Os três ataques de tubarão em um período de aproximadamente 15 dias, no Grande Recife, voltaram a acender o alerta sobre os motivos de os acidentes desse tipo serem tão comuns em Pernambuco. Em todo o Estado, foram 77 incidentes com esses animais, desde 1992, quando começaram os registros oficiais. Os especialistas em biologia marinha são unânimes em afirmar que “não há uma causa única” e sim “um conjunto de fatores” que tornam a região mais propensa a essas ocorrências.
De acordo com a pesquisadora Mariana Azevedo, coordenadora do Núcleo de Pesquisa Fábio Hazin, da Universidade Federal Rural de Pernambuco (UFRPE), entre os fatores apontados como “principais” estão: a topografia do litoral pernambucano, com canal profundo perto da costa e antes dos recifes de coral, o que facilita a passagem dos tubarões quando a maré sobe; a escassez de comida, provocada, em grande parte, pela degradação ambiental que atinge os canais para onde os tubarões são atraídos; a construção e ampliação de complexos portuários na região e o crescimento dos índices de esgoto lançados clandestinamente no mar.
Ainda segundo informações do Comitê Estadual de Monitoramento de Incidentes com Tubarões e outros especialistas consultados pela reportagem, a falta de respeito de banhistas e surfistas à sinalização e às orientações dos bombeiros sobre a proibição de práticas esportivas, mergulho e banho nos trechos considerados “críticos” também propicia a ocorrência de ataques.
“A falta de educação ambiental é um fator importante nessa questão e não pode ser deixada de lado. É evidente que é preciso reforçar as medidas de proteção, investir na ampliação e manutenção da sinalização e retomar urgentemente os estudos e pesquisas sobre os tubarões, que estão parados há anos. Mas não podemos deixar de enfatizar que a grande maioria dos ataques acontece em áreas sabidamente críticas, onde já foram registrados ataques, onde em boa parte há sinalização e alerta constante feito por profissionais do Corpo de Bombeiros”, afirma o professor de Biologia Andrey Freire, que tem um canal no YouTube onde compartilha dados, pesquisas e informações sobre tubarões.
Como explicar, continua ele, a insistência de pessoas em entrar no mar, minutos após o ataque da última segunda-feira, “fazendo com que os bombeiros literalmente tivessem que tirar um banhista à força de dentro da água?”

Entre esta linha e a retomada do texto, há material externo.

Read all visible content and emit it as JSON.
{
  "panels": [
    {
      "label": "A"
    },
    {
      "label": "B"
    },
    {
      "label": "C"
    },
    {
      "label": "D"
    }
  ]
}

“É preciso investimento do Estado na educação ambiental. A praia é um dos lazeres preferidos da população. Afinal, é de graça e refresca no calor imenso típico de nossa região. Mas é preciso aproveitar o mar com consciência “
No litoral de Pernambuco, desde o município de Olinda até o Cabo de Santo Agostinho, há 36 quilômetros considerados de risco aos ataques de tubarões. De acordo com a pesquisadora Mariana Azevedo, a topografia da região, especialmente no trecho entre a Praia do Pina, na zona sul do Recife, e a Praia do Paiva, no Cabo, favorece a presença dos tubarões na costa, perto da faixa de areia.
“Existe um canal profundo que fica perto da costa onde os banhistas tomam banho e praticam atividades como o surf, mergulho e outras atividades. Ele fica antes dos recifes de coral. Quando a maré sobe, esses animais conseguem passar por cima dos recifes e acabam ficando presos numa posição confortável para estar indo atrás de alimento e aí os ataques acabam acontecendo”, afirmou.
Foi exatamente nestas condições que aconteceram os três últimos ataques, em Olinda, ao surfista André Luiz Gomes da Silva, e em Piedade, onde foram feridos um adolescente de 14 anos, que perdeu a perna; e a jovem Kaylane Timóteo Freitas, que perdeu parte do braço esquerdo e teve ferimentos nas pernas e na barriga.
Ainda segundo a especialista, a frequência de ataques de tubarão também tem relação com a construção de empreendimentos de grande porte na região costeira de Pernambuco e com a degradação ambiental local, principalmente aterro de áreas de mangue e poluição.
“Os tubarões saem do mar aberto e se aproximem da costa por busca por alimento. Além disso, tubarões costumam ter sua atenção atraída pelo reflexo de dejetos atirados no mar, como sacolas e garrafas plásticas. Ao avistarem esses objetos, eles costumam ir atrás e, muitas vezes, chegam próximo da região com banhistas.”
Desde que os registros de ataques foram iniciados, em 1992, foram contabilizados 77 casos. Deste total 26 vítimas morreram e 51 sobreviveram com sequelas ou amputações. Dos casos, 67 ataques ocorreram em cidades da região metropolitana e outros 10, no Arquipélago de Fernando de Noronha.